Just a beginning

A version of this article by the Campaign’s director, Maurice Frankel,
appeared in The Guardian on 11 October 1999.

The draft freedom of information bill has attracted a mountain of criticism, not least from two recent select committees which have both called for sweeping changes. Ministers have been particularly sensitive to the charge that the bill actually removes some the existing rights under the Conservatives’ openness code of practice. Publicly, the home secretary called these claims “ludicrous” but the leaked cabinet document shows the amendments are partly intended to demonstrate that the bill is “on a par with the existing provisions in the code”. This is hardly an inspiring objective.

An overriding defect are the several blanket exemptions which allow authorities to withhold information without evidence of harm. One of these, for information about regulatory bodies’ investigations, is to be amended. This is an improvement, but on a truly awful proposal. The draft bill seemed to strive towards self-parody, listing three separate provisions that would suppress information about accidents, public safety and workplace hazards.

Even before the Paddington crash, this was clearly nonsense. Such information will presumably now be withheld only if disclosure could prejudice law enforcement. But this modest change will not extend to police and other criminal investigations, where a blanket exemption will still operate. The Macpherson report specifically rejected this approach, which would prevent the parents of Stephen Lawrence discovering when the police first learnt the names of the murder suspects.

The most worrying of the blanket provisions is the massive get-out for information which “relates to the formulation or development of government policy”. Most FoI laws protect at least some policy advice but none does so in these indiscriminate terms.

Ministers would be able to refuse to answer almost any question about the justification for their policies. This is so sweeping that the home secretary was forced to admit that his own consultation paper had cited misleading examples of documents that would have to be disclosed under the bill. Most would actually be caught by this exemption.

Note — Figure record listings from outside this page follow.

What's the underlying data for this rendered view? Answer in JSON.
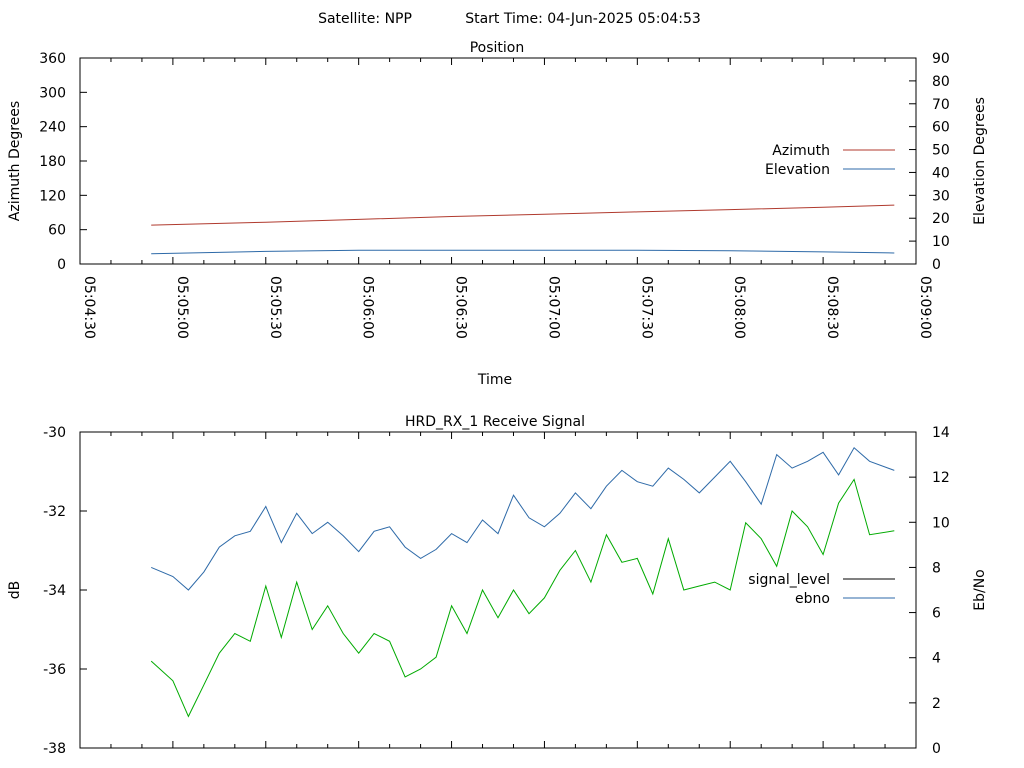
{
  "header": {
    "satellite": "Satellite: NPP",
    "start_time": "Start Time: 04-Jun-2025 05:04:53"
  },
  "chart_data": [
    {
      "type": "line",
      "title": "Position",
      "xlabel": "Time",
      "ylabel": "Azimuth Degrees",
      "y2label": "Elevation Degrees",
      "xlim": [
        "05:04:30",
        "05:09:00"
      ],
      "x_ticks": [
        "05:04:30",
        "05:05:00",
        "05:05:30",
        "05:06:00",
        "05:06:30",
        "05:07:00",
        "05:07:30",
        "05:08:00",
        "05:08:30",
        "05:09:00"
      ],
      "ylim": [
        0,
        360
      ],
      "y_ticks": [
        0,
        60,
        120,
        180,
        240,
        300,
        360
      ],
      "y2lim": [
        0,
        90
      ],
      "y2_ticks": [
        0,
        10,
        20,
        30,
        40,
        50,
        60,
        70,
        80,
        90
      ],
      "legend_position": "right",
      "grid": false,
      "series": [
        {
          "name": "Azimuth",
          "axis": "y",
          "color": "#b03a2e",
          "x": [
            "05:04:53",
            "05:05:30",
            "05:06:00",
            "05:06:30",
            "05:07:00",
            "05:07:30",
            "05:08:00",
            "05:08:30",
            "05:08:53"
          ],
          "values": [
            68,
            73,
            78,
            83,
            87,
            91,
            95,
            99,
            103
          ]
        },
        {
          "name": "Elevation",
          "axis": "y2",
          "color": "#2e6aa8",
          "x": [
            "05:04:53",
            "05:05:30",
            "05:06:00",
            "05:06:30",
            "05:07:00",
            "05:07:30",
            "05:08:00",
            "05:08:30",
            "05:08:53"
          ],
          "values": [
            4.5,
            5.5,
            6,
            6,
            6,
            6,
            5.8,
            5.3,
            4.8
          ]
        }
      ]
    },
    {
      "type": "line",
      "title": "HRD_RX_1 Receive Signal",
      "xlabel": "",
      "ylabel": "dB",
      "y2label": "Eb/No",
      "xlim": [
        "05:04:30",
        "05:09:00"
      ],
      "ylim": [
        -38,
        -30
      ],
      "y_ticks": [
        -38,
        -36,
        -34,
        -32,
        -30
      ],
      "y2lim": [
        0,
        14
      ],
      "y2_ticks": [
        0,
        2,
        4,
        6,
        8,
        10,
        12,
        14
      ],
      "legend_position": "right",
      "grid": false,
      "series": [
        {
          "name": "signal_level",
          "axis": "y",
          "color": "#000000",
          "x": [],
          "values": []
        },
        {
          "name": "ebno",
          "axis": "y2",
          "color": "#2e6aa8",
          "x": [
            "05:04:53",
            "05:05:00",
            "05:05:05",
            "05:05:10",
            "05:05:15",
            "05:05:20",
            "05:05:25",
            "05:05:30",
            "05:05:35",
            "05:05:40",
            "05:05:45",
            "05:05:50",
            "05:05:55",
            "05:06:00",
            "05:06:05",
            "05:06:10",
            "05:06:15",
            "05:06:20",
            "05:06:25",
            "05:06:30",
            "05:06:35",
            "05:06:40",
            "05:06:45",
            "05:06:50",
            "05:06:55",
            "05:07:00",
            "05:07:05",
            "05:07:10",
            "05:07:15",
            "05:07:20",
            "05:07:25",
            "05:07:30",
            "05:07:35",
            "05:07:40",
            "05:07:45",
            "05:07:50",
            "05:07:55",
            "05:08:00",
            "05:08:05",
            "05:08:10",
            "05:08:15",
            "05:08:20",
            "05:08:25",
            "05:08:30",
            "05:08:35",
            "05:08:40",
            "05:08:45",
            "05:08:53"
          ],
          "values": [
            8.0,
            7.6,
            7.0,
            7.8,
            8.9,
            9.4,
            9.6,
            10.7,
            9.1,
            10.4,
            9.5,
            10.0,
            9.4,
            8.7,
            9.6,
            9.8,
            8.9,
            8.4,
            8.8,
            9.5,
            9.1,
            10.1,
            9.5,
            11.2,
            10.2,
            9.8,
            10.4,
            11.3,
            10.6,
            11.6,
            12.3,
            11.8,
            11.6,
            12.4,
            11.9,
            11.3,
            12.0,
            12.7,
            11.8,
            10.8,
            13.0,
            12.4,
            12.7,
            13.1,
            12.1,
            13.3,
            12.7,
            12.3
          ]
        },
        {
          "name": "",
          "axis": "y",
          "color": "#00aa00",
          "x": [
            "05:04:53",
            "05:05:00",
            "05:05:05",
            "05:05:10",
            "05:05:15",
            "05:05:20",
            "05:05:25",
            "05:05:30",
            "05:05:35",
            "05:05:40",
            "05:05:45",
            "05:05:50",
            "05:05:55",
            "05:06:00",
            "05:06:05",
            "05:06:10",
            "05:06:15",
            "05:06:20",
            "05:06:25",
            "05:06:30",
            "05:06:35",
            "05:06:40",
            "05:06:45",
            "05:06:50",
            "05:06:55",
            "05:07:00",
            "05:07:05",
            "05:07:10",
            "05:07:15",
            "05:07:20",
            "05:07:25",
            "05:07:30",
            "05:07:35",
            "05:07:40",
            "05:07:45",
            "05:07:50",
            "05:07:55",
            "05:08:00",
            "05:08:05",
            "05:08:10",
            "05:08:15",
            "05:08:20",
            "05:08:25",
            "05:08:30",
            "05:08:35",
            "05:08:40",
            "05:08:45",
            "05:08:53"
          ],
          "values": [
            -35.8,
            -36.3,
            -37.2,
            -36.4,
            -35.6,
            -35.1,
            -35.3,
            -33.9,
            -35.2,
            -33.8,
            -35.0,
            -34.4,
            -35.1,
            -35.6,
            -35.1,
            -35.3,
            -36.2,
            -36.0,
            -35.7,
            -34.4,
            -35.1,
            -34.0,
            -34.7,
            -34.0,
            -34.6,
            -34.2,
            -33.5,
            -33.0,
            -33.8,
            -32.6,
            -33.3,
            -33.2,
            -34.1,
            -32.7,
            -34.0,
            -33.9,
            -33.8,
            -34.0,
            -32.3,
            -32.7,
            -33.4,
            -32.0,
            -32.4,
            -33.1,
            -31.8,
            -31.2,
            -32.6,
            -32.5
          ]
        }
      ]
    }
  ]
}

Here the bill is clearly weaker than the code, which subjects policy material to a test of harm, and requires disclosure of analytical factual material.

The leaked document casts no light on what will be done. In his evidence to a select committee, Jack Straw indicated that he hoped to allow disclosure of factual material – but would resist access to advice. The crucial question is not who recommended what, but what the analytical material – typically also regarded as “advice” – shows.

Will the money for a new policy be enough? Have the potential obstacles been addressed? Will a policy stand up, or does it rest purely on whipped up aspirations and spin?

If no progress is made on this issue, the bill will fail a crucial test. There are other blanket exemptions too, notably for information accepted by authorities in confidence – a class that will protect lobbying of government by vested interests, and much else.

The other vital issue is the public interest. Authorities would have to consider releasing exempt information in the public interest, a valuable principle. But the draft bill prohibits the commissioner from ordering disclosure on these grounds. The authority would have the final word; the most the commissioner could do is check that it has thought about the case for openness.

The authority itself, which may well have something to hide, would decide and could not be challenged. Should Railtrack, assuming it is covered at all, determine what the public can know about its investment in safety? Should a minister with an alleged conflict of interest decide the public interest in full disclosure?

The Lords committee said a measure which allows ministers and authorities the final say on this issue would be “a statement of good intentions, but… not a freedom of information act as that term is traditionally understood.” The public administration committee in the Commons also called for the commissioner to be given the final say.

Here, only limited progress is suggested by the leaked document. The commissioner will be allowed to recommend disclosure in the public interest, but still be prevented from compelling it. The commissioner under Ireland’s recent FoI act can order disclosure in the public interest – Britain’s should be able to as well.

The home secretary has listened to complaints about some of the bill’s unacceptable provisions. Authorities will lose the right to withhold incriminating evidence of offences. The strange ‘jigsaw’ clause, allowing information to be withheld because of fears that, in combination with other unspecified information, it could be harmful, is to go. The cutting of authorities’ response times from 40 days to the code’s current limit of 20 working days is also welcome.

But the leaked document is silent about other urgently needed changes. The draft bill allows authorities to withhold much information if, in their “opinion”, it could cause harm. This would make many decisions unchallengeable, even if they are clearly wrong. Many exemptions, such as that for commercial confidentiality, apply when disclosure would cause “prejudice”. The test should be “substantial prejudice”, according to both select committees. An excruciatingly complex exemption for personal information raises doubts about whether information about identifiable individuals will be disclosed even where there are overriding public interest grounds.

Finally, authorities would have the absurd “right to pry” – to insist on knowing why someone want information – and, unbelievably, a “right to gag” allowing them to give someone information on condition it wasn’t passed to a journalist. These clearly oppressive provisions must also go.

The government is shortly due to respond to the select committee – which includes dozens of other important recommendations as well. The fact that the government has accepted the case for some change may be a hopeful sign, if that process continues. But if the leaked document represents the government’s final word, it will not allay serious concerns about the measure.